An Excerpt from The Pale King
In commemoration of tax day tomorrow (The Pale King‘s official release date) and in light of the oh-so-wonderful government budget-slashing going on everywhere, I thought I’d provide this nice little excerpt from Wallace’s The Pale King (a conversation set in 1980):
“Let’s get back to how a Bush or Reagan would triple the [IR]Service budget for a second? Is this good for us on a District level? What are the implications for a Peoria or a Creve Coeur?”
“Of course the marvelous double irony of the Reduce Government candidate is that he’s financed by the coporations that are the backs governmnent tends to be most oppressively on the back of. Corporations, as DeWitt pointed out, whose beady little brains are lit by nothing but net profit and expansion, and who we deep-down expect government to keep in check because we’re not equipped to resist their consumerist seductions by the strength of our own character, and whose appeal to the faux rebel is the modern rhetoric that’s going to get Bush-Reagan elected in the first place, and who are going to benefit enormously from the laissez-faire deregulation Bush-Reagan will enable the electorate to believe will be undertaken in their own populist interests–in other words we’ll have for a president a symbolic Rebel against his own power whose election was underwritten by inhuman soulless profit-machines whose takeover of American civic and spiritual life will convince Americans that rebellion against the soulless inhumanity of corporate life will consist in buying products from corporations that do the best job of representing corporate life as empty and soulless.
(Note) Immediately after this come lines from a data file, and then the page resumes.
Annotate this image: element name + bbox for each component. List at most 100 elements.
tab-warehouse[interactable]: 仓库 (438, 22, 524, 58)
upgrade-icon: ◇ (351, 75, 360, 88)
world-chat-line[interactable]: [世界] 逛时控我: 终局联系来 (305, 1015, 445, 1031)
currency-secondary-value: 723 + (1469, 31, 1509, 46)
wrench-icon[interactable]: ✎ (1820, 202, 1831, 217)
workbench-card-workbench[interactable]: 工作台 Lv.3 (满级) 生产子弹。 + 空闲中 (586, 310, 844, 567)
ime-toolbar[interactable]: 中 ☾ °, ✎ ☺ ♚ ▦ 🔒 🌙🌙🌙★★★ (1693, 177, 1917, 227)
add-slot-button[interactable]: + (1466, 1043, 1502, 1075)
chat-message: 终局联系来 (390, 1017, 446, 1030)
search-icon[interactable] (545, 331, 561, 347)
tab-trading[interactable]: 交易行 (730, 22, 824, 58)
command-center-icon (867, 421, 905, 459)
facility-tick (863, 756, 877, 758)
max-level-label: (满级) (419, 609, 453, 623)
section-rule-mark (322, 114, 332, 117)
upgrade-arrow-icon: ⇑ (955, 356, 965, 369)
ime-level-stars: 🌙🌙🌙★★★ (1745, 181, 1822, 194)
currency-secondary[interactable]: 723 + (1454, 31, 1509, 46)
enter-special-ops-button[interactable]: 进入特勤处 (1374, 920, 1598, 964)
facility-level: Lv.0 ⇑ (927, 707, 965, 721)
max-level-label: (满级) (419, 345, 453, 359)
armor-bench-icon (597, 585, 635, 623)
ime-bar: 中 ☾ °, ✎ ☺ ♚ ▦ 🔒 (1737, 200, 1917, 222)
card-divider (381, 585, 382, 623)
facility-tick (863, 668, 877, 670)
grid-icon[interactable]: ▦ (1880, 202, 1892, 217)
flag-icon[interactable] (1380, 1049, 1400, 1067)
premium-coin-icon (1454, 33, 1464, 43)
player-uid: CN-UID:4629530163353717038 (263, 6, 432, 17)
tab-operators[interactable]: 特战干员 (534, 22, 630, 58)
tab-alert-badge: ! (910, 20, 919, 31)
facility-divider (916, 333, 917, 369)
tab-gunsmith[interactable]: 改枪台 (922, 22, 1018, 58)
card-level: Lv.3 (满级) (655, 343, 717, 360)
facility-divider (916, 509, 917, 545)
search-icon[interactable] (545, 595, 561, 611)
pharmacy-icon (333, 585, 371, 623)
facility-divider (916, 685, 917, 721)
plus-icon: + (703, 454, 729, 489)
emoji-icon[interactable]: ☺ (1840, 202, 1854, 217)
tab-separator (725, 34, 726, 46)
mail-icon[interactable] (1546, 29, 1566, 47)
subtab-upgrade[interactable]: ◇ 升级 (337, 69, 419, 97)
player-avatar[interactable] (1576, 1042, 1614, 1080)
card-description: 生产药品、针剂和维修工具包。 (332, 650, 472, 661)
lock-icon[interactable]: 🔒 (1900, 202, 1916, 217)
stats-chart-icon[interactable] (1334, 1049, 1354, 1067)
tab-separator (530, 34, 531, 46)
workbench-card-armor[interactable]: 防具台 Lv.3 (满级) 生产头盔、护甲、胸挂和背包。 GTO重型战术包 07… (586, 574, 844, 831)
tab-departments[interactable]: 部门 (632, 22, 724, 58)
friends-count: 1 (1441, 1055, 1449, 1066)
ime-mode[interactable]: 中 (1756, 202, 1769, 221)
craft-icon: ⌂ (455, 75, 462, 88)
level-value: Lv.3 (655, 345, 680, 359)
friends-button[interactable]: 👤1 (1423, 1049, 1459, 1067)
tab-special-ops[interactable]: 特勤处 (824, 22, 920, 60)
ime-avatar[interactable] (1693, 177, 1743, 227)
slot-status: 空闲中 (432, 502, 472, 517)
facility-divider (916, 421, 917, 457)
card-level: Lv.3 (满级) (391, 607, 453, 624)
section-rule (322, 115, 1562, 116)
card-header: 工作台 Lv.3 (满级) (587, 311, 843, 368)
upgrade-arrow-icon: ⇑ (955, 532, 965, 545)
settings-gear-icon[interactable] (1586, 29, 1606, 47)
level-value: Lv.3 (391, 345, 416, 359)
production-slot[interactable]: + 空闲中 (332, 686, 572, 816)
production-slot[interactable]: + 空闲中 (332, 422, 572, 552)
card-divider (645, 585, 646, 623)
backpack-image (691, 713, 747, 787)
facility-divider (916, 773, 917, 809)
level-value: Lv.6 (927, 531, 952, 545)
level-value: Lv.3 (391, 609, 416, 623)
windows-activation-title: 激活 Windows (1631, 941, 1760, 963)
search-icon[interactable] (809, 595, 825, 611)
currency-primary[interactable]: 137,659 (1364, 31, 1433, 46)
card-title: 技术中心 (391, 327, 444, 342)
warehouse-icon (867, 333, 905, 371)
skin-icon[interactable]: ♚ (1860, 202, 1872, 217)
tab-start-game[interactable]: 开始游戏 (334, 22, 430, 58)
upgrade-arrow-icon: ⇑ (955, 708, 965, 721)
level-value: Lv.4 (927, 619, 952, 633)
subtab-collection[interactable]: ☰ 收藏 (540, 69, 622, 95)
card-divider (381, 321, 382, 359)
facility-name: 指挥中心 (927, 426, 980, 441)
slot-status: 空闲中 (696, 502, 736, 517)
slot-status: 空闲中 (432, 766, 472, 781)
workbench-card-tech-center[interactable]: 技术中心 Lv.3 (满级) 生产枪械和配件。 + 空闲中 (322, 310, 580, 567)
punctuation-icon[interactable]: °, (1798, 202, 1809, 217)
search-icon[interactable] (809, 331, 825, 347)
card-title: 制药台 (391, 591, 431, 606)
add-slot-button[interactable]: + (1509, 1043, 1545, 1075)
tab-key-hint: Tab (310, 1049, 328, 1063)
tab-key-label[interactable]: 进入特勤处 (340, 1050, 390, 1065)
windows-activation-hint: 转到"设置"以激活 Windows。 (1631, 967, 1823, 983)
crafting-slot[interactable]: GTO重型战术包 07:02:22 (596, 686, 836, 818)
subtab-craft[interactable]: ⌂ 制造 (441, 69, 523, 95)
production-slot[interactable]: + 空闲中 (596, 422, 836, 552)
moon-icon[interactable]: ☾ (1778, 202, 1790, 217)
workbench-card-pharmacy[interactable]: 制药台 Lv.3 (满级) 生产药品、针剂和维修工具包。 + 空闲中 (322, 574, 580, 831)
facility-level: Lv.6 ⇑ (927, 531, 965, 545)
We’ll have a tyranny of conformist nonconformity presided over by a symbolic outsider whose very election depended on our deep conviction that his persona is utter bullshit. A rule of image, which because it’s so empty makes everyone terrified–they’re small and going to die, after all–”
“Christ, the death thing again.”
“–and whose terror of not really ever even existing makes them that much more susceptible to the ontological siren song of the corporate buy-to-stand-out-and-so-exist gestalt” (David Foster Wallace, The Pale King [New York: Little, Brown & Co., 2011], 149).